In the Room: Table Work

In the Room: Theatrical Observations from Tommy C.

Table Work

I entered the rehearsal room in 201 Granby tentatively, trying not to creak the floor as the actors were orally conjuring their characters. Being too loud in that space, at that moment, would feel as if interrupting magic. So I teetered to a vacant chair on the periphery of the two tables that had become one large rectangle of the artistic process. I could see Jacqueline E. Lawton, playwright of The Hampton Years, waving me over to the table. I sheepishly sat in my self-assigned seat and mouthed, “I’m just going to watch.” So I did. The scene being read continued, and I listened intently, lost in newly discovered cadences and speech patterns. Then an actor asked a question about his character in the scene, thus breaking the enchantment for me and clearing the air for interaction. 

“What are you doing sitting all the way over there?” Jacqueline asked, perplexed at my self-imposed distance. She waved me over again, indicating an open chair. 

“I’m just watching. I don’t want to be too involved.” I’d arrived 15 minutes late so I was punishing myself for that. Also, as an actor myself, I know that outside energy, even if it is from a fellow thespian, can sometimes be jarring for those in rehearsal.

“Come on over here and join us!” It was half-invite-half-command, all gregarious and, overall, loving. The other actors at the table, two of whom I was familiar with from working with them previously, and director, Chris Hanna, joined Jackie in making room for me at the table. With so much generosity, it was only fitting that I accept the seat at the table and be privy to step one of the rehearsal process: Table work. 

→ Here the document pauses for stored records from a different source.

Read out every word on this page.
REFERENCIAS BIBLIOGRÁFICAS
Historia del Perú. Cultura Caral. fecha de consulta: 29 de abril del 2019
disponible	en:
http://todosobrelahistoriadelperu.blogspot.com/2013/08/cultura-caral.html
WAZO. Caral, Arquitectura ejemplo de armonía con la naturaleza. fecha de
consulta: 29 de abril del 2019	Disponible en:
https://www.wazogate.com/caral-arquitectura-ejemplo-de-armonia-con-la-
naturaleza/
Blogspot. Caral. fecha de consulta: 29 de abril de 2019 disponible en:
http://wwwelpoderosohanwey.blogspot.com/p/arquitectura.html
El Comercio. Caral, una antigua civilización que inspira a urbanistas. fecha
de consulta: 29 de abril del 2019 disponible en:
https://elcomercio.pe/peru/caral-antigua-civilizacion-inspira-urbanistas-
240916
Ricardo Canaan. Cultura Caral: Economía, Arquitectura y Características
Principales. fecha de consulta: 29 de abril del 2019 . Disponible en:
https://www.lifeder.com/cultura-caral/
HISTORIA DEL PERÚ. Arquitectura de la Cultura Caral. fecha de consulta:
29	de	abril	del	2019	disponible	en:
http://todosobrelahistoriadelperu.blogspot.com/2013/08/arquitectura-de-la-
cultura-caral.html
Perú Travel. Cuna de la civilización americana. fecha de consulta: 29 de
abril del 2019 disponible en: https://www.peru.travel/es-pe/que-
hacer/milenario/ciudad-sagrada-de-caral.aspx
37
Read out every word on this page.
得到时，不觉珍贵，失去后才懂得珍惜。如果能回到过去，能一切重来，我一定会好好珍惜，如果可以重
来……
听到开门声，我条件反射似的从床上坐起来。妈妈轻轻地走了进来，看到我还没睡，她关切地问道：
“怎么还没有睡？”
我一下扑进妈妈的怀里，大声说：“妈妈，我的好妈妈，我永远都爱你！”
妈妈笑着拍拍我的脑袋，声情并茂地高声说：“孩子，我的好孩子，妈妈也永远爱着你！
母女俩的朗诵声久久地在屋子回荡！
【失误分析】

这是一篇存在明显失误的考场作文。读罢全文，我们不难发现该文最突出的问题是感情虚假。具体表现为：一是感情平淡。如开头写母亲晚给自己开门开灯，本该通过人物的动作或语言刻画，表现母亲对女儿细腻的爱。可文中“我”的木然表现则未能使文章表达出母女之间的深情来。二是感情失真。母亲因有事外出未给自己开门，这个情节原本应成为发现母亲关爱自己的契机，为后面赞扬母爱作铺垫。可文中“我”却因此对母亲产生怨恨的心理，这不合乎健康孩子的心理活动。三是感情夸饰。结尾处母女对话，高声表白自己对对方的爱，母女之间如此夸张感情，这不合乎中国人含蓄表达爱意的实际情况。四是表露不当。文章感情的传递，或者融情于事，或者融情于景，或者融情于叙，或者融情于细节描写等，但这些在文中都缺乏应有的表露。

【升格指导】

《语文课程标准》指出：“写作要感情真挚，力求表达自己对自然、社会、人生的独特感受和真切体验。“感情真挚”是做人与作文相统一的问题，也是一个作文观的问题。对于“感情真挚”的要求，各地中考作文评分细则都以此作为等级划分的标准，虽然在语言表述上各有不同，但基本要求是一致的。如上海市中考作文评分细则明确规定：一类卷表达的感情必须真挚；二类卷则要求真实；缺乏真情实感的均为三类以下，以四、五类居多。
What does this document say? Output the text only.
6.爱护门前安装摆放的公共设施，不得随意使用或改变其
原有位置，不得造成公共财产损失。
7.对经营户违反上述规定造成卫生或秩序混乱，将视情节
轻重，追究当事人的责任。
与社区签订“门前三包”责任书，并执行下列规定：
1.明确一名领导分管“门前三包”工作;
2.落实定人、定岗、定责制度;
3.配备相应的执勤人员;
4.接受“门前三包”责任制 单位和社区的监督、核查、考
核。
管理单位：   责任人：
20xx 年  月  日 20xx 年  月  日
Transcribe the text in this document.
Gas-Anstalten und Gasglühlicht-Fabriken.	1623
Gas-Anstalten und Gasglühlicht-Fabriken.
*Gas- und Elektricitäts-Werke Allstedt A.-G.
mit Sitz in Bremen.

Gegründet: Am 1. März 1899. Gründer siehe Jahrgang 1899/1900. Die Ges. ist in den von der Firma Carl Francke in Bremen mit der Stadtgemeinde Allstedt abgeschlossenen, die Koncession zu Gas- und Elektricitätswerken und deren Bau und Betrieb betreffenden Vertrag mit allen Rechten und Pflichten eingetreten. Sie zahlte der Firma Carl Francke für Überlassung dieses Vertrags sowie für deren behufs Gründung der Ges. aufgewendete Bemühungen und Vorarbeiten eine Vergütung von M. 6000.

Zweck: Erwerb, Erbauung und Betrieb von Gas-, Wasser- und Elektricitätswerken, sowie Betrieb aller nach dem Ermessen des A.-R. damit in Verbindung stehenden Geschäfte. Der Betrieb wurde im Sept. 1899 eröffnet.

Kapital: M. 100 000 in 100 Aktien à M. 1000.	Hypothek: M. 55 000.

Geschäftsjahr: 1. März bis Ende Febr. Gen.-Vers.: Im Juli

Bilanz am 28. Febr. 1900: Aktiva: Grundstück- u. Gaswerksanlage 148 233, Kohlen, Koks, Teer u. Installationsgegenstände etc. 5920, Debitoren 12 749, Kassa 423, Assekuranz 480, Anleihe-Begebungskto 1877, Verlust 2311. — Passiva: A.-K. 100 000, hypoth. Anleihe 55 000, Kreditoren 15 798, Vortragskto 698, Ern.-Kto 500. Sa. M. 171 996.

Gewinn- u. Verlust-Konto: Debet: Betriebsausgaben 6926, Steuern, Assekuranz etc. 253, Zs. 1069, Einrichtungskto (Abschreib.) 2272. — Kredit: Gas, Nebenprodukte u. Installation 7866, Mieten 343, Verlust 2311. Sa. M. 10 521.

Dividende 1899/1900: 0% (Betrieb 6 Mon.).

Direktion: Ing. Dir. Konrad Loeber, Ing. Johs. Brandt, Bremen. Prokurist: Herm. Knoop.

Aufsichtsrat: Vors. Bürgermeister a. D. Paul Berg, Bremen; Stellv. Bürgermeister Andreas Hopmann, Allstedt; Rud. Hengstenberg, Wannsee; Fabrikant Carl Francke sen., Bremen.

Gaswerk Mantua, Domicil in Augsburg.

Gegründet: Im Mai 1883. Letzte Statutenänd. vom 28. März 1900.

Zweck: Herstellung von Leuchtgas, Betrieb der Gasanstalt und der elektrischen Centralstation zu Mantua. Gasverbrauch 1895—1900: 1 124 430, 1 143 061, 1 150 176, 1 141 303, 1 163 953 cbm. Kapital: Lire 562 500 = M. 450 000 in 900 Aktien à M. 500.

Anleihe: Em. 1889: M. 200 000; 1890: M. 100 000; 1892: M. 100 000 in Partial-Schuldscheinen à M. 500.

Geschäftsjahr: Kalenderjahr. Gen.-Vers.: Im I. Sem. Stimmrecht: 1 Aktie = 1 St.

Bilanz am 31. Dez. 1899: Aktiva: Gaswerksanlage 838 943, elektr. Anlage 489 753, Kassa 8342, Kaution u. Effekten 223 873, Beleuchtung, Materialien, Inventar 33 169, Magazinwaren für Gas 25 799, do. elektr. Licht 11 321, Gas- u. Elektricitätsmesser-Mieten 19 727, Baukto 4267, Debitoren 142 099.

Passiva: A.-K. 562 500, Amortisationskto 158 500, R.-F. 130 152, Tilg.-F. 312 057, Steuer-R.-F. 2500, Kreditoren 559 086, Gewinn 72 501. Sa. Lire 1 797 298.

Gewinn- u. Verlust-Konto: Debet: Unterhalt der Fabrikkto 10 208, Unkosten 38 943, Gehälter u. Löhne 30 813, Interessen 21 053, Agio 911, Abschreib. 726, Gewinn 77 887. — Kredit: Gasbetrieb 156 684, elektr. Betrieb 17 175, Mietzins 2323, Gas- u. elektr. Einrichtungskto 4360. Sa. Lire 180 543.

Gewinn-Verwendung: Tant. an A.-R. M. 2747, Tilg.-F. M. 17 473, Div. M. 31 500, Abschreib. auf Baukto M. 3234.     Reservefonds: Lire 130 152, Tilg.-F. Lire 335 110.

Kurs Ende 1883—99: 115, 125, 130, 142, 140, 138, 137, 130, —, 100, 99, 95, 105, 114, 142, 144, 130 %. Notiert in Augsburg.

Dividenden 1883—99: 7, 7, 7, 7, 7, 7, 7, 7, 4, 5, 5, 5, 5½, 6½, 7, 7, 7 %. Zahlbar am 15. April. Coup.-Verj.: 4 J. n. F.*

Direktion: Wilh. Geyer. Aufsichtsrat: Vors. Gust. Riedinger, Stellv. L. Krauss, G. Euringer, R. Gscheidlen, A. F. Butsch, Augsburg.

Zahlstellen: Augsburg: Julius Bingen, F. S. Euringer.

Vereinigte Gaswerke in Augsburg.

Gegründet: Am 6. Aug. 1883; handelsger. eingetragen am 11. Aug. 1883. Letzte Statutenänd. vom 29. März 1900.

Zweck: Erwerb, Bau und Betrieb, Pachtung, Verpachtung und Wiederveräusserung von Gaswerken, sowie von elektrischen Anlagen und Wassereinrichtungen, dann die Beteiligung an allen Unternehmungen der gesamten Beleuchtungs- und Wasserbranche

The first day at the table means discovery. It is a chance for actors to have a voice in the process allowing them to blueprint their character journeys or arcs. The actors begin investigating character history and purpose in the world of the play. These are known as objectives. What is the purpose of their character at this particular story at this moment in time? What triggers the chain of events that will make audiences want to follow these characters through these imaginary circumstances for the next hour and a half? How will this be staged once the actors feel strongly enough in their character’s motivation? Every person in the room has one job: to tell the story as best as possible. This is always the main goal, and asking those kinds of questions helps the story to be told effectively.

As I sat at the table, I noted how brilliant it was to see a playwright who was in charge of her work and who knew it inside and out. This would aid the actors and director when any confusion arose in the script. It meant that Jackie could handle it. Suddenly words like “maybe” were just as important as “perhaps” and adding them to a character’s line would ultimately change that character’s intention or meaning. A character’s motivation could be justified more clearly with Jackie in the room. But the energy in that room was reciprocal. Everyone sitting around that table wanted to learn. No one was looking to overpower or serve their fragile egos. (That would’ve been a tyrannous situation, and not conducive to creativity.) Instead, I witnessed true collaborative effort: suggestions being volleyed, history being shared, personal accounts being referenced in relation to moments in the play. More importantly, conversations about art began. 

I pleasantly observed a conversation about the artist’s purpose. “An artist can define an experience,” Jacqueline said. A novel of essays can be written about that sentence alone. That same conversation weaved into conversations about whether or not art should reflect a society, or merely be aesthetically pleasing. Who owns art? What types of artists exist in this world? Is Black art political by its mere existence? What is that value of art, and in particular, Black art? These are all questions that arose during a mere table read that would continually be explored in rehearsals and hopefully in the actors’ personal time. 

But it wasn’t lost on anyone in the room that this story, The Hampton Years, is one of local and historical significance. These actors are aware that they are portraying people who lived and breathed and made a difference on this earth. Giving those real people the theatrical treatment encourages audiences to receive new stories about the Black experience that aren’t trite and overdone. It exposes them to a world not too far removed from their own (or extremely similar to their own), and it stimulates the intellect while also remaining surprisingly current. 

There is a lightness to the room, despite the weight of the story being told. It is this energy that remained at the table and that I hoped would translate into the next step of the theatrical process: rehearsal.